ABSTRACT

Of all cereals, rice is the one popularly associated with China, and is the nation’s most important cereal by far, with a production of 178 million metric tons in 1984. China has long rivalled India as the world’s leading rice producer, and in recent years it seems to have passed India in production, China now accounting for more than a third of the rice production of the entire world (Wittwer et al., 1987: 139-40).1 In the Rice Region as defined by Buck in the village survey (Figure 20), roughly two-thirds of the total crop area was occupied by rice in 1929-33, and this supplied about two-thirds of total calorie intake.
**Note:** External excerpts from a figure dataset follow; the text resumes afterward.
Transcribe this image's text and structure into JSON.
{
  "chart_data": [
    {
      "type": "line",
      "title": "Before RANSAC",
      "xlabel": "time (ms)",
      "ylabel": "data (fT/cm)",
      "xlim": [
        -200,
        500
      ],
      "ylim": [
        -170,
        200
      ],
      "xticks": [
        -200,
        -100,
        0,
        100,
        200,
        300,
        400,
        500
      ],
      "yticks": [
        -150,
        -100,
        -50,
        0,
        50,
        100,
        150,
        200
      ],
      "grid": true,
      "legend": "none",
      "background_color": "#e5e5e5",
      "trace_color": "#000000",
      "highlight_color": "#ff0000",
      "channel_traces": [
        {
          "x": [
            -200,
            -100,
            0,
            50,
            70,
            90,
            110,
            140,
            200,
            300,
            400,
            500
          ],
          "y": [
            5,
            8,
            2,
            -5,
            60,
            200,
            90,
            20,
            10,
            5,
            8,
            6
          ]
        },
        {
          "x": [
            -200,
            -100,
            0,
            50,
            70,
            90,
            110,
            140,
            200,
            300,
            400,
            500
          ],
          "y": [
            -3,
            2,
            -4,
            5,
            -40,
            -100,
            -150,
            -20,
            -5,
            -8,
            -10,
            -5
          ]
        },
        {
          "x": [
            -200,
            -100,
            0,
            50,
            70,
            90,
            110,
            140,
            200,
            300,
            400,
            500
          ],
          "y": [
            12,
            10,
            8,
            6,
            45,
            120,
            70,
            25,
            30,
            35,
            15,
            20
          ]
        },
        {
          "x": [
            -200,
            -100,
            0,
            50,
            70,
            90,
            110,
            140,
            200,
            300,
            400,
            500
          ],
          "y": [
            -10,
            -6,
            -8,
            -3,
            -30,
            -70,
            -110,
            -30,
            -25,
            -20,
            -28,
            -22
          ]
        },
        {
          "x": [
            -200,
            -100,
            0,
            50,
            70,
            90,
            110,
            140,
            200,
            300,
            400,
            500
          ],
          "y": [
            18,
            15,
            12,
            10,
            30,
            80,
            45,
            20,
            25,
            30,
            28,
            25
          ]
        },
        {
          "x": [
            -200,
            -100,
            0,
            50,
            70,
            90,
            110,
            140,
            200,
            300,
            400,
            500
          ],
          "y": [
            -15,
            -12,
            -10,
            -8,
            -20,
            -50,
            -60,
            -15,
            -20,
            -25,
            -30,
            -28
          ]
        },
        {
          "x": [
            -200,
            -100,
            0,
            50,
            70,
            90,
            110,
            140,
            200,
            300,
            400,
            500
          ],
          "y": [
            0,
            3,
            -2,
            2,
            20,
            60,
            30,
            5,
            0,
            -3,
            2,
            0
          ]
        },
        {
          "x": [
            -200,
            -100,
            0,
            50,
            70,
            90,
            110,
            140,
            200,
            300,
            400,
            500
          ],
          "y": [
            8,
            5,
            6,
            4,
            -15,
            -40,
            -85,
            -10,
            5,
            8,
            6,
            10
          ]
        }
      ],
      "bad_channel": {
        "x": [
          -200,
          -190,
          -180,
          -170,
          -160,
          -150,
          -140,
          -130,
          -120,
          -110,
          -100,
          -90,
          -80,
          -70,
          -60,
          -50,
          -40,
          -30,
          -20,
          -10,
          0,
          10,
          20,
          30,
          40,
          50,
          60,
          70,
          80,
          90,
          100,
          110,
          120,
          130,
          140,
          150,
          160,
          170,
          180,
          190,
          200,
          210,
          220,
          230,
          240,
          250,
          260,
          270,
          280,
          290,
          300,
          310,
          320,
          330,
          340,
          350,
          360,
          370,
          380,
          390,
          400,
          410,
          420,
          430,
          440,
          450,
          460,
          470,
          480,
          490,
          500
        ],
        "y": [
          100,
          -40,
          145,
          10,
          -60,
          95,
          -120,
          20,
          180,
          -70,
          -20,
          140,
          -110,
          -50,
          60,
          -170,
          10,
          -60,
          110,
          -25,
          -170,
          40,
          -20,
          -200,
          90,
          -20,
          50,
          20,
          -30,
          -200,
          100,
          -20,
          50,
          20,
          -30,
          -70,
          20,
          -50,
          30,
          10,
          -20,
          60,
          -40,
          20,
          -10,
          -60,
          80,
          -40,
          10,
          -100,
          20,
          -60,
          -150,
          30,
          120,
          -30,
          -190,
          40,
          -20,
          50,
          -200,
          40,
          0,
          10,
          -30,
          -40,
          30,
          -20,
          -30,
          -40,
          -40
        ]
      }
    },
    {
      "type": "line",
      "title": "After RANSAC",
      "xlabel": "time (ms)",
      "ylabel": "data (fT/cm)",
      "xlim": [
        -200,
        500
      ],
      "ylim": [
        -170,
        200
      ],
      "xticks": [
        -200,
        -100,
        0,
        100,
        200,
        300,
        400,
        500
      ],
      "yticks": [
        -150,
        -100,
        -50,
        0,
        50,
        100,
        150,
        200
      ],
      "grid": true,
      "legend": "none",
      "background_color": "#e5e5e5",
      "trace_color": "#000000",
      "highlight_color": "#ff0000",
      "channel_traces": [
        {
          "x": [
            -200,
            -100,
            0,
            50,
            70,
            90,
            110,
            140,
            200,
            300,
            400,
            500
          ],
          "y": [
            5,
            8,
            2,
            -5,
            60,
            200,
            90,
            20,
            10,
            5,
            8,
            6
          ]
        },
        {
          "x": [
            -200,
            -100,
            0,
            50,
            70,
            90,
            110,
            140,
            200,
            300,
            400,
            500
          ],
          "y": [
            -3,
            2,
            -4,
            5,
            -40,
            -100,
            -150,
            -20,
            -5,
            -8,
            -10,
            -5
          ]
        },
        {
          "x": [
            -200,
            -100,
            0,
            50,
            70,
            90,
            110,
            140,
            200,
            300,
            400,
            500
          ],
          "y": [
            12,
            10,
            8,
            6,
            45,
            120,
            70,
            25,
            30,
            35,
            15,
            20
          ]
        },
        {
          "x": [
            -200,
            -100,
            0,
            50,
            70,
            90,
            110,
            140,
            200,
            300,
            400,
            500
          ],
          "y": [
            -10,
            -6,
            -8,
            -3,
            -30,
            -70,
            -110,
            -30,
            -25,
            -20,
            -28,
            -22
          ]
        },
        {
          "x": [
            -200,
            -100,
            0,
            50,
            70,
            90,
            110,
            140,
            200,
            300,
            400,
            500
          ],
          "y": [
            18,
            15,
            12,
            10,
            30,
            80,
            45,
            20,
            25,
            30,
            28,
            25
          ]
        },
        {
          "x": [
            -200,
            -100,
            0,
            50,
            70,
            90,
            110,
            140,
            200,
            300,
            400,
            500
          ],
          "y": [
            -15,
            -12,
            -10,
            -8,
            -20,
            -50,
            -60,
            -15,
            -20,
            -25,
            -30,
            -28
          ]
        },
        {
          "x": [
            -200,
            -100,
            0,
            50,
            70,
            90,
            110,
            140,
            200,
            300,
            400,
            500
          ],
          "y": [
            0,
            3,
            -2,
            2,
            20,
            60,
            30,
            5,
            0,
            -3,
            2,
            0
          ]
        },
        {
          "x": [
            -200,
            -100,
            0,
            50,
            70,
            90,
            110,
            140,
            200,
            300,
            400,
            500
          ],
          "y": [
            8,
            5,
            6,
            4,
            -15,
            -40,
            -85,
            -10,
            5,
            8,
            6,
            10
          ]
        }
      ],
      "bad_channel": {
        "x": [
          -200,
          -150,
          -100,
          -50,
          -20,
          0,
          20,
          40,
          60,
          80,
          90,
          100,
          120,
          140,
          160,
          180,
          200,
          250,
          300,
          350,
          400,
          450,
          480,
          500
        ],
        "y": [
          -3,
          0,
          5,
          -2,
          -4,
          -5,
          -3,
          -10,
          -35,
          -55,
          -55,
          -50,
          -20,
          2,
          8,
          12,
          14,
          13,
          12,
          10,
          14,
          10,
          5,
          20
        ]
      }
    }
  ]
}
No other cereal or pulse approached rice in importance in the Rice Region, with wheat, the runner up, accounting for only 5 percent of the region’s total calories (Figure 21 and Buck, 1956: 211). Rice’s dietary importance may be appreciated even more by noting that in Fukien it was the principal food at all three daily meals (Hurlbut, 1939: 78) and that in rural South China an adult male consumed 470 or 485 pounds of rice a year (C. K. Yang, 1959a: 54). In the Double Cropping Rice Area, which is centered on Kwangtung (Figure 22), the dominance of rice was as great as, or greater than, in any other area of South China: of the double-cropped land, which in the 1929-33 survey amounted to two-thirds of all cultivated land, most involved one crop of rice followed by another, which supplied over three-fourths of total calorie intake (Buck, 1956: 85; Maynard and Swen, 1956: 413).